We know where this is going. Fourth generation spam comments will actually make sense. They'll be legitimate comments.

Fifth Generation spam comments will be very high quality. Skynet will appreciate them.

Update 9/4/09: Another (funny) take on the theme. Also, see the comment by one of my favorite writers.

Update 1/1/10: Cory Doctorow's excellent 2006 novella I, Row-boat (read it, it's online) tells us how Robbie the row-boat's ancestors became sentient ...
“Back in the net’s prehistory it was mostly universities online, and every September a new cohort of students would come online and make all those noob mistakes. Then this commercial service full of noobs called AOL interconnected with the net and all its users came online at once, faster than the net could absorb them, and they called it Perpetual September.”...

... “AOL is the origin of intelligence?” She laughed, and he couldn’t tell if she thought he was funny or stupid. He wished she would act more like he remembered people acting. Her body-language was no more readable than her facial expressions.

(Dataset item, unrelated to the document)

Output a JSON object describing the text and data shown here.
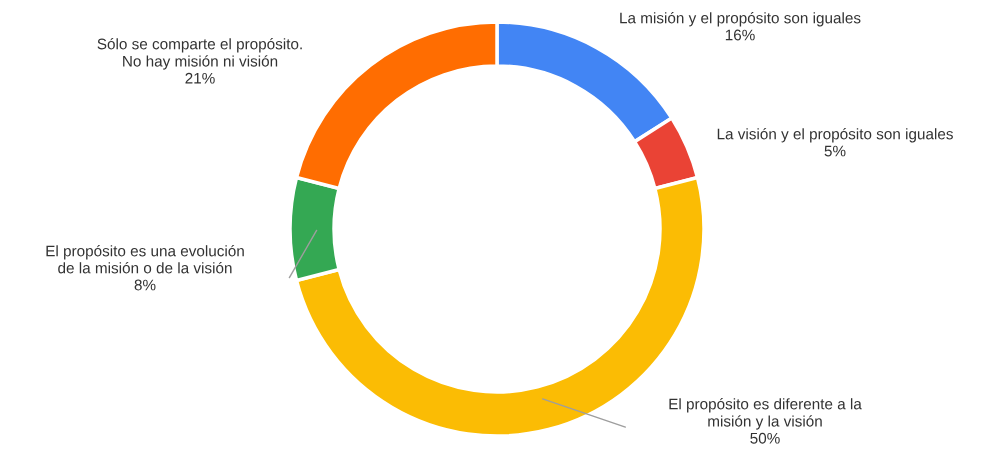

“Spam-filters, actually. Once they became self-modifying, spam-filters and spam-bots got into a war to see which could act more human, and since their failures invoked a human judgement about whether their material were convincingly human, it was like a trillion Turing-tests from which they could learn. From there came the first machine-intelligence algorithms, and then my kind...

2 comments:

Charlie Stross said...

You've just stumbled across the McGuffin behind the plot of the novel I'm currently writing ...

JGF said...

So if you're doing book signings in Minneapolis can I get you to sign my copy? :-)

I'm looking forward to the new novel.

Incidentally, I've read all of your recent science fiction but, as I write this, I have 'the hidden family' in front of me. I'd missed out on your fantasy work and am only now going through the Merchant Princes series. Terrific work.

You are insanely productive!